• Search tip: for exact phrase use "quotation marks" or for all words use +
  • More search tips here

                  Your Scottish Archives Glossary

                  The Your Scottish Archives Glossary defines archaic words and phrases, mostly Scots law terminology, commonly found in documents and records in Scotland’s archives. If you think a word or phrase should be added to the glossary, or an existing entry could be defined better, please contact us at your@scottisharchives.org.uk.

                  You can also use the Dictionary of the Scots Language as a further resource at https://dsl.ac.uk/ for Scots words and phrases (including legal terminology).

                  To find a term within the glossary, click on the initial letter of the word you are looking for, then select the relevant syllable segment displayed below.

                  Example: to find the term “roup” select section “R” then sub-section “Ro”

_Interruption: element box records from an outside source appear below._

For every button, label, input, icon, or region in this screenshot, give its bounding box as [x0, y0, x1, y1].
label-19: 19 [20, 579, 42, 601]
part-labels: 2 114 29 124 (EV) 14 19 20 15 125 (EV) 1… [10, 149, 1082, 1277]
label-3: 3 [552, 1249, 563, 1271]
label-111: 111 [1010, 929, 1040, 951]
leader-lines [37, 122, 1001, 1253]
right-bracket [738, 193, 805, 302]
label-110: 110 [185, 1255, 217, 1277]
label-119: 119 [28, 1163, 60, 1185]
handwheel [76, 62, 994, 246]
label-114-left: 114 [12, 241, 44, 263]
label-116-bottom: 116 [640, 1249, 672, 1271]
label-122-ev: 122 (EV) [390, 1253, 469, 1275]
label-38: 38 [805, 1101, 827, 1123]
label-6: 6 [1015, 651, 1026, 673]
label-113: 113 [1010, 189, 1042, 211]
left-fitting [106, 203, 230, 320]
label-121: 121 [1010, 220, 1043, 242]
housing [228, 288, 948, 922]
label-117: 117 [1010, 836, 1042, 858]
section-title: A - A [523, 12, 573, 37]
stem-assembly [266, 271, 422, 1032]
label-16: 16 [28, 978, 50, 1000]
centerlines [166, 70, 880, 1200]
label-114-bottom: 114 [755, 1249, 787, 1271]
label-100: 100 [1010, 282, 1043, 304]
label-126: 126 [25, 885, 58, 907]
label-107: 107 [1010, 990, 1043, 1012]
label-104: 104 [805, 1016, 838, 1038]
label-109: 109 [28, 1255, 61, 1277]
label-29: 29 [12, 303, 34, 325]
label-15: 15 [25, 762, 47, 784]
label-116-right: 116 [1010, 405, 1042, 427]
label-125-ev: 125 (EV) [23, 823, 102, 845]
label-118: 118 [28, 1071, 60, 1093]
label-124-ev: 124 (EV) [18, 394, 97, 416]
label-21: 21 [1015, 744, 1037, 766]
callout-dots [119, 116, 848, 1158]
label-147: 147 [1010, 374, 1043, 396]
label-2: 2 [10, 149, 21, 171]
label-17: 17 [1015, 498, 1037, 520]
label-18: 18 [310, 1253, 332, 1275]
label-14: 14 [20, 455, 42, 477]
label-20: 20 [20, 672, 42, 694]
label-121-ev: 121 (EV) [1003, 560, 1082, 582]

                  A B C D E F G H I J K L M N O P Q R S T U V W Y

                  factor

                  usually the administrator of an estate, but can be any agent whose powers depend on some specific authority within which he acts. A judicial factor is one appointed by a court to manage the property of someone unable to manage it for themselves.

                  failzie

                  default, fail to comply with something, or non-fulfillment of a legal obligation.

                  fall

                  a measure of distance and area, from the Old Norse fale, meaning a ‘pole’ or ‘perch’. This was the equivalent of the English measure, the ‘pole’. See the Knowledge Base entry on Distance and Area.

                  fama

                  rumour; often encountered in kirk session minutes.

                  family history

                  the study of the ancestry and context of families, including the events and circumstances which shaped their lives and relationships. Often regarded as synonymous with genealogy, but may be regarded as more concerned with context and history rather than limited to names, dates and places of vital events.

                  feal and divot

                  the right of tenants to take turfs for roofing or other purposes. The equivalent in England was ‘common of turbary.’

                  fermorar

                  Scots term meaning farmer.

                  feu disposition

                  a form of disposition used to create a new feu in the 19th century; note however that the usual distinction between the charter and the disposition was that a charter was used to create a new feu, and a disposition to carry an existing feu forward to a new proprietor.

                  feu or fee

                  one of the four conditions, or tenures, in Scots law on which lands could be granted by charter.  In this case, the superior received (usually annually) a return (‘feu duty‘) in agricultural produce or money, rather than military service. The ‘fee’ or ‘feu’ was also the name of the piece of property so conveyed, and the feuar was the vassal who held the property by feu tenure.

                  feu-duty

                  annual payment by the feuar to the superior for use of land.

                  feuar

                  a person to whom land is conveyed to be held by him from the landowner (the superior) for the payment of a yearly rent or feu-duty or the performance of some regular service to the superior; see also feu or fee.

                  feudal casualty

                  payments made to superiors based on rights associated with land tenure; see casualties.

                  fiars or fiars prices

                  prices of grain which were fixed for each county by its sheriff and a jury of locals every February; a ‘fiar’ could also be someone who held lands in which someone else possessed a liferent.

                  file

                  a collection of related records stored together; traditionally a paper file contains multiple documents related to the same function or activity, an electronic file similarly contains related items and may be called a folder.

                  finding aid

                  a means of helping users (and staff) to find relevant archival items: typically a finding aid is a compiled document about a fonds or collection which provides contextual information (such as an administrative history and scope and contents note) along with a list of series and/or items (with reference code, date and description) arranged to show their relationship to each other.

                  fire and sword

                  letters of.  These were an order to a sheriff by the Privy Council to muster the assistance of the men of his county to dispossess tenants who had illegally retained possession of lands; enforcing decrees of removing.

                  firlot

                  a measure of capacity which depended on what it was being used to measure; as far as grain was concerned, it was the fourth part of a boll.

                  folio

                  used generally to refer to a leaf or page in manuscript documents.

                  fonds

                  all of the documents created and used by a person, family, corporate body or government body in the course of that creator’s activities or functions.